Having defined the architecture, you can now train the network to perform sentiment analysis. Three epochs (passing the data three times through the network to have it learn the patterns) will suffice. The code uses batches of 256 reviews each time, which allows the network to see enough variety of words and sentiments each time before updating its weights using backpropagation. Finally, the code focuses on the results provided by the validation data (which isn’t part of the training data). Getting a good result from the validation data means the neural net is processing the input correctly. The code reports on validation data just after each epoch finishes.

history = model.fit(x_train, y_train,
validation_data=(x_test, y_test),
epochs=3, batch_size=256)

Getting the results takes a while, but if you are using a GPU, it will complete in the time you take to drink a cup of coffee. At this point, you can evaluate the results, again using the validation data. (The results shouldn’t have any surprises or differences from what the code reported during training.)

loss, metric = model.evaluate(x_test, y_test, verbose=0)
print("Test accuracy: %0.3f" % metric)

The final accuracy, which is the percentage of correct answers from the deep neural network, will be a value of around 85—86 percent. The result will change slightly each time you run the experiment because of randomization when building your neural network. That’s perfectly normal given the small size of the data you are working with. If you start with the right lucky weights, the learning will be easier in such a short training session.
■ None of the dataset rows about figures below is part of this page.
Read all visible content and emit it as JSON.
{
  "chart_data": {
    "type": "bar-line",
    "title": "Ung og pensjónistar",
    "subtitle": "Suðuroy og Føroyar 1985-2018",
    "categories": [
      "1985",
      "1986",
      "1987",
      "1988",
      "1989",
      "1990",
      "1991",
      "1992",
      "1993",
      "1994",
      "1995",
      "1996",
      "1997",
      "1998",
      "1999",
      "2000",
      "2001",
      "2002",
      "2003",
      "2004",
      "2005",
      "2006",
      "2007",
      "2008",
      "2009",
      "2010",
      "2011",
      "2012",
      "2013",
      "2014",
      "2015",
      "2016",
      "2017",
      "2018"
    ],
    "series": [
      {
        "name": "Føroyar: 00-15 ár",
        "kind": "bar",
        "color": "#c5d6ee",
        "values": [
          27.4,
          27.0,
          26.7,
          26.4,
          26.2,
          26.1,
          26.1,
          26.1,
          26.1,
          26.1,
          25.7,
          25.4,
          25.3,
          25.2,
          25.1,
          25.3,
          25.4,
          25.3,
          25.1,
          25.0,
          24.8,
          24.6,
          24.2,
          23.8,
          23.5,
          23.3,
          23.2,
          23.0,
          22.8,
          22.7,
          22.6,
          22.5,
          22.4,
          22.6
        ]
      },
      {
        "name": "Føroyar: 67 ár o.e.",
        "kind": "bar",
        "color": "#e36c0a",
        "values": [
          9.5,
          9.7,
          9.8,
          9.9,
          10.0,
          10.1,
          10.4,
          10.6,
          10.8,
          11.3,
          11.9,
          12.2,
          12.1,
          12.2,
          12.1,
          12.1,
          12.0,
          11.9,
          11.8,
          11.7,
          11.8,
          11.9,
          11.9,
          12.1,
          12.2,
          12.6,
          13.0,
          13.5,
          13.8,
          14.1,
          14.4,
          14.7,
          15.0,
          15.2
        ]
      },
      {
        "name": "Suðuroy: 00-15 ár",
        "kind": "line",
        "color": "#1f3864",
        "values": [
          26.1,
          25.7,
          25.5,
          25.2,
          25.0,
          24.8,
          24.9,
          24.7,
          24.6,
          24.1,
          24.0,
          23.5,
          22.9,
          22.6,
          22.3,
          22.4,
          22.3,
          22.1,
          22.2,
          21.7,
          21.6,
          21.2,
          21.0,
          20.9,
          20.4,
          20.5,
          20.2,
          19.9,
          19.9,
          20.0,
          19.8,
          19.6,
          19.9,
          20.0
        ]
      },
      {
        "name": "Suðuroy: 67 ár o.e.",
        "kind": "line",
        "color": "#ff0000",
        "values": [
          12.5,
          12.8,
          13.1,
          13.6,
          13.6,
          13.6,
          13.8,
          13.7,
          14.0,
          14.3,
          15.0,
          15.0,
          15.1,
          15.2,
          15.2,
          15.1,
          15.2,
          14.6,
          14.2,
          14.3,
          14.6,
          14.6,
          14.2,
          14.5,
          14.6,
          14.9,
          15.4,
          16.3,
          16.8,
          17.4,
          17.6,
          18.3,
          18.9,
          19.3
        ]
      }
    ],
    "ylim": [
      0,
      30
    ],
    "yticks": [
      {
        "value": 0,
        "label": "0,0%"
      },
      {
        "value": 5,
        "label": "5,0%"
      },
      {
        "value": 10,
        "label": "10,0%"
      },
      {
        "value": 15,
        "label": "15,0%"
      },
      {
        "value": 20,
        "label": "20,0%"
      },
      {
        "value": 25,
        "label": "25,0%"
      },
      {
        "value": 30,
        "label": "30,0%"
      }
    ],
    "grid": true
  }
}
In the end, your network is a sentiment analyzer that can guess the sentiment expressed in a movie review correctly about 85 percent of the time. Given even more training data and more sophisticated neural architectures, you can get results that are even more impressive. In marketing, a similar tool is used to automate many processes that require reading text and taking action. Again, you could couple a network like this with a neural network that listens to a voice and turns it into text. (This is another application of RNNs, now powering Alexa, Siri, Google Voice, and many other personal assistants.) The transition allows the application to understand the sentiment even in vocal expressions, such as a phone call from a customer.